Edward porta la creatività, ma allo stesso tempo è goffo distruttore, con le sue mani di forbice in un mondo così fragile. Peg è ingenua ma dall’animo buono, unica figura positiva della favola assieme al poliziotto, e alla dolce Kim, anche se lei merita un discorso a parte.
Una cheerleader divenuta angelo salvifico.

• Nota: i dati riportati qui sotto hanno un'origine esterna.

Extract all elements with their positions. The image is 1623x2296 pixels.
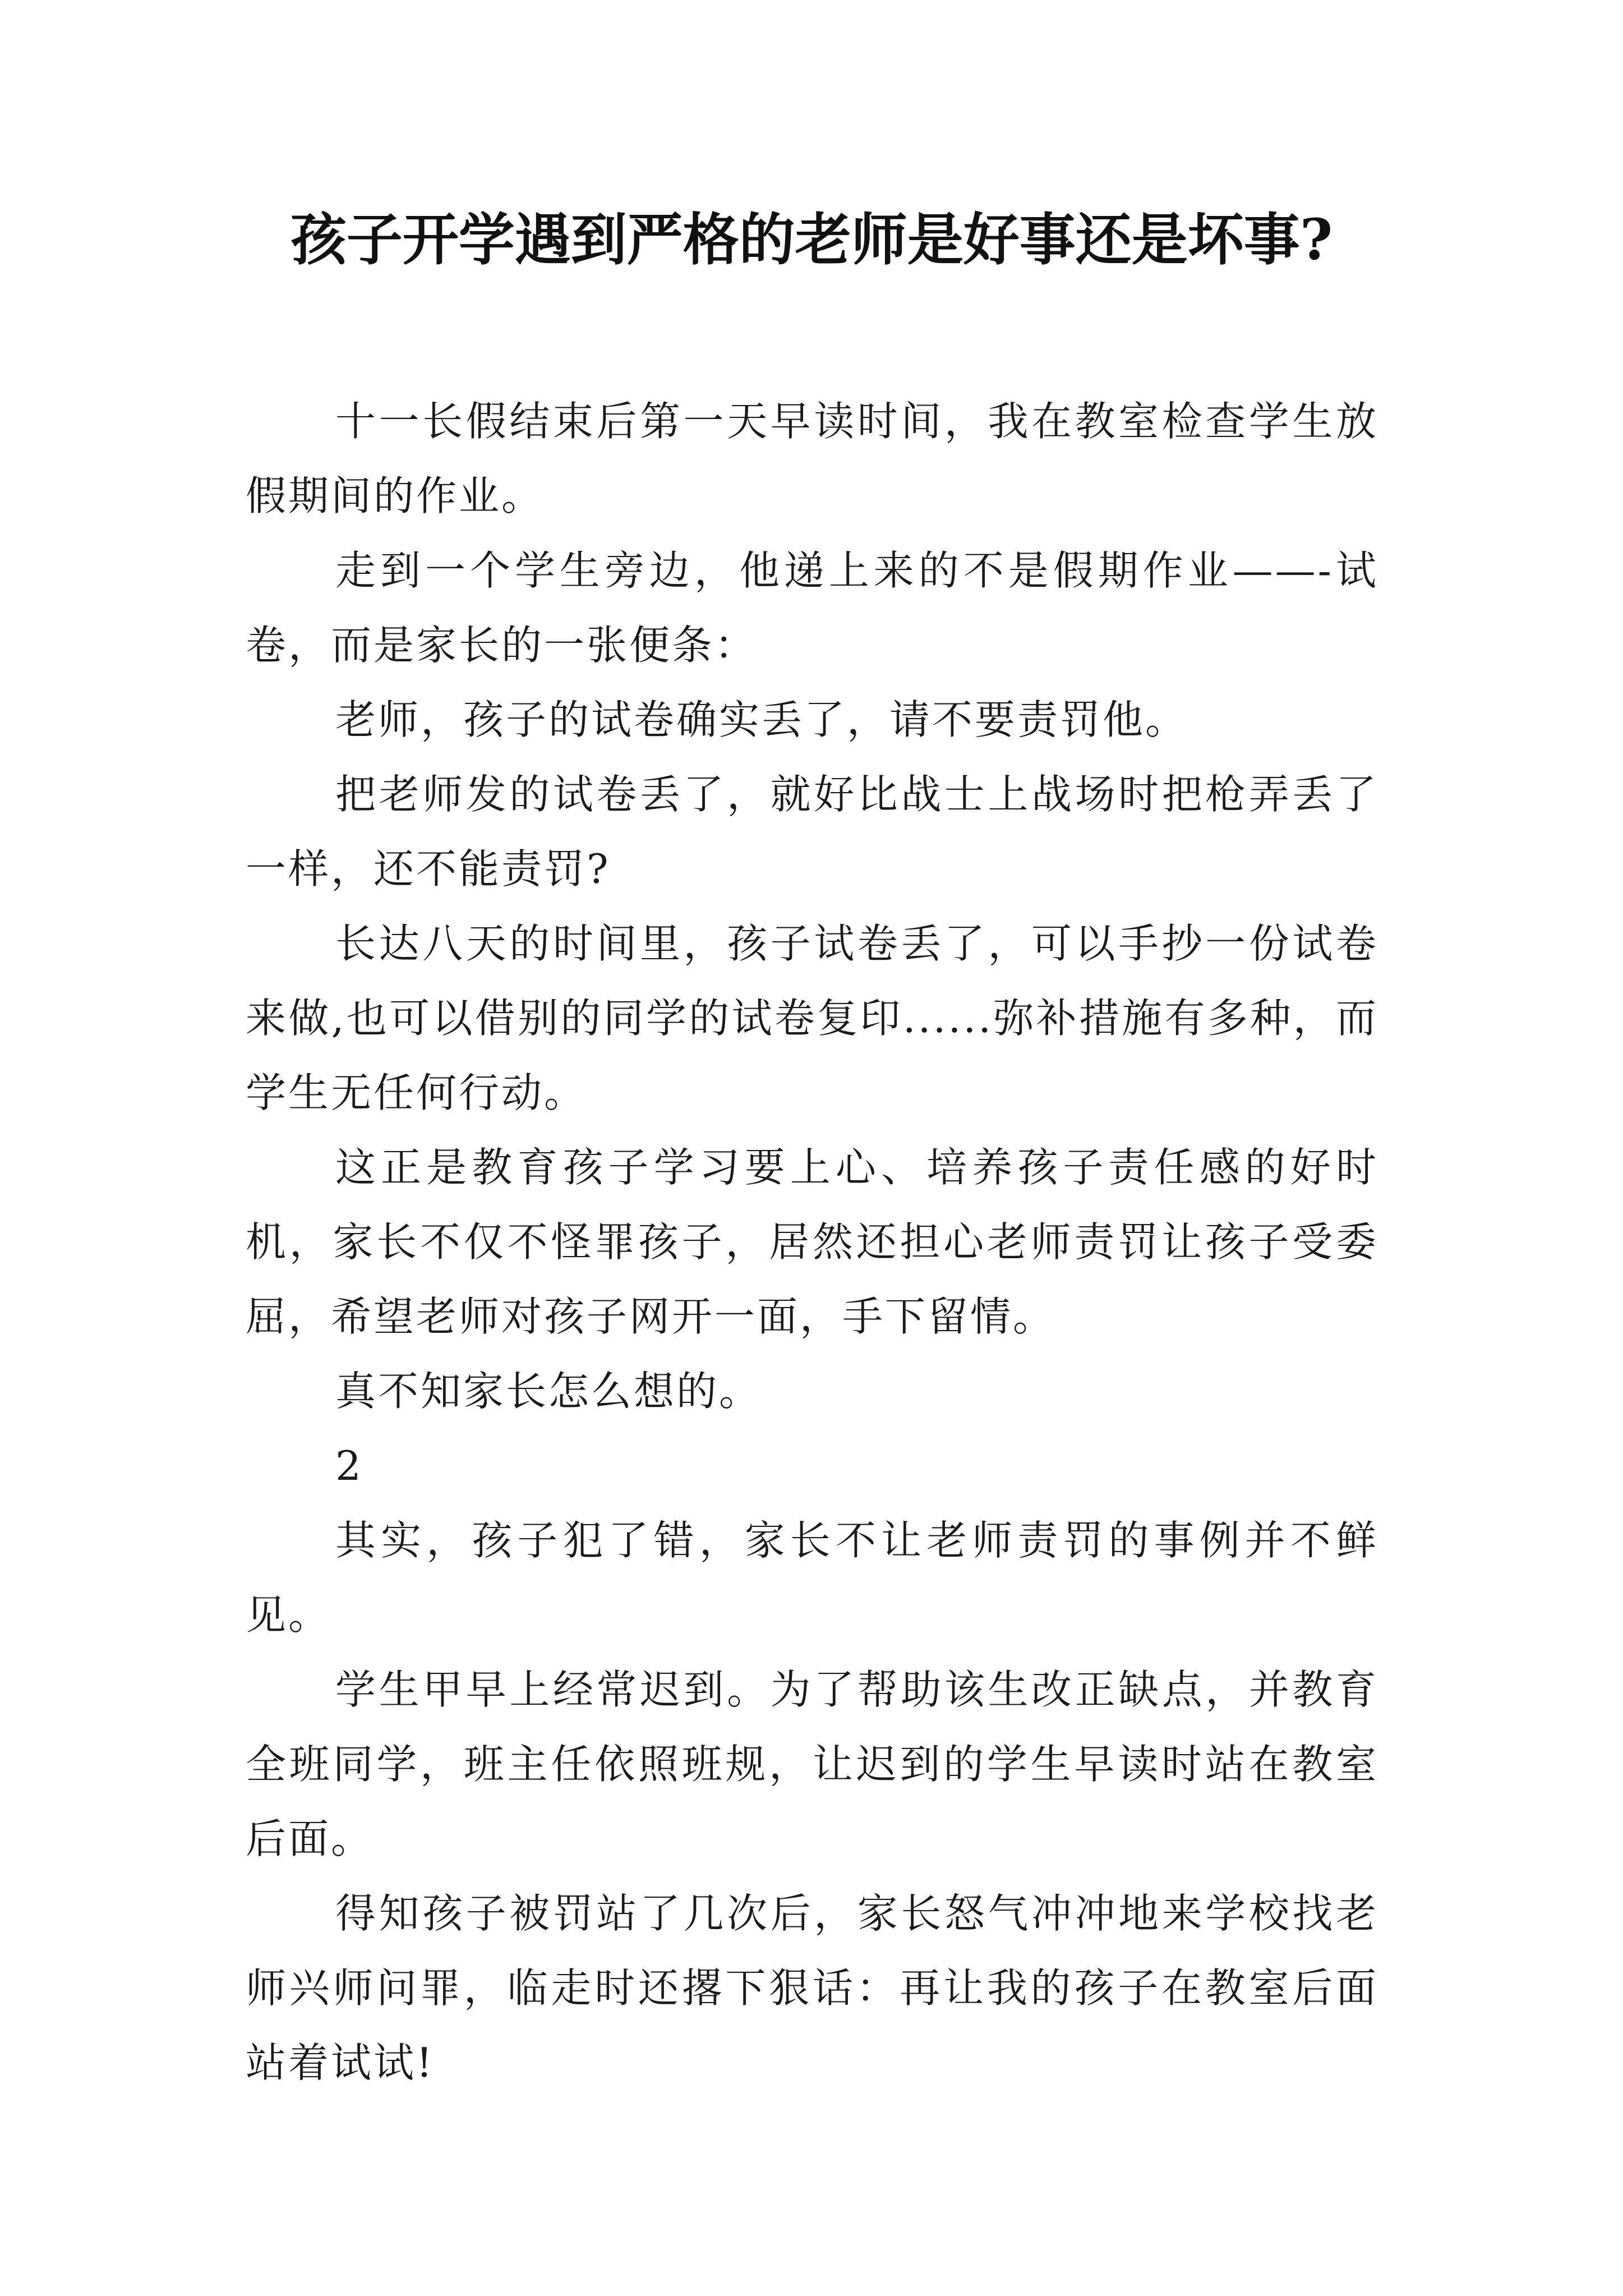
paragraph: 长达八天的时间里，孩子试卷丢了，可以手抄一份试卷来做,也可以借别的同学的试卷复印......弥补措施有多种，而学生无任何行动。 [246,920,1378,1116]
paragraph: 十一长假结束后第一天早读时间，我在教室检查学生放假期间的作业。 [246,398,1378,519]
paragraph: 这正是教育孩子学习要上心、培养孩子责任感的好时机，家长不仅不怪罪孩子，居然还担心老师责罚让孩子受委屈，希望老师对孩子网开一面，手下留情。 [246,1144,1378,1340]
paragraph: 老师，孩子的试卷确实丢了，请不要责罚他。 [335,696,1188,743]
paragraph: 其实，孩子犯了错，家长不让老师责罚的事例并不鲜见。 [246,1517,1378,1639]
document-body [246,384,1378,2100]
document-title: 孩子开学遇到严格的老师是好事还是坏事? [290,206,1333,273]
paragraph: 得知孩子被罚站了几次后，家长怒气冲冲地来学校找老师兴师问罪，临走时还撂下狠话：再让我的孩子在教室后面站着试试! [246,1890,1378,2086]
paragraph: 学生甲早上经常迟到。为了帮助该生改正缺点，并教育全班同学，班主任依照班规，让迟到的学生早读时站在教室后面。 [246,1666,1378,1862]
paragraph: 真不知家长怎么想的。 [335,1368,762,1415]
section-number: 2 [335,1442,363,1489]
paragraph: 把老师发的试卷丢了，就好比战士上战场时把枪弄丢了一样，还不能责罚? [246,771,1378,892]
paragraph: 走到一个学生旁边，他递上来的不是假期作业——-试卷，而是家长的一张便条： [246,547,1378,669]
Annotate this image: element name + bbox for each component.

Kim (Winona Ryder) ha tutte le caratteristiche che fanno di lei la classica e vuota cheerleader di città: biondina, bellissima, fidanzata con il macho di turno, ma che a conti fatti sembra non aver nulla più del suo corpo da mostrare. Sembra. Perché anche gli occhi di Kim, al pari di quelli di Edward, parlano, descrivendo un anima diversa e stretta nelle vesti che la comunità in cui vive le ha cucito addosso, ma è una personalità “in potenza”, che solo Edward riuscirà a far emergere in maniera totale. Ed ecco allora che sulle note di Ice Dance, il pezzo forte di Elfman, arriva la sequenza definitiva, tra i doni più preziosi che Burton abbia fatto al cinema: Kim è in casa che si occupa degli addobbi natalizi quando qualcosa richiama la sua attenzione, lentamente si avvicina alla finestra e scorge Edward, in giardino, su una scala, intento a scolpire un angelo in un blocco di ghiaccio, creando la neve. Inizia allora una danza, sia della ragazza che dalla macchina da presa, che accompagna Kim nel suo movimento risaltando sullo sfondo dapprima la scultura del tirannosauro nel cespuglio (l’anima terrena di Kim), soffermandosi poi sulla ragazza, vestita di un candido bianco, con alle spalle l’angelo ormai completato, in cui ora lei è completamente identificata. Dopo una sequenza di questo livello risulta difficile pensare ad altro, potrebbe racchiudersi qui l’intero film, che può essere pensato come la rivisitazione della Bella e la Bestia, mescolato a Frankenstein (dove l’inventore è uno splendido Vincent Price, mito di Burton), ma forse è solo Edward Scissorhands, una fiaba gotica e toccante con cui Burton ha scritto un capitolo indelebile nella storia del cinema, capace di commuovere e di far sognare ancora, 25 anni dopo.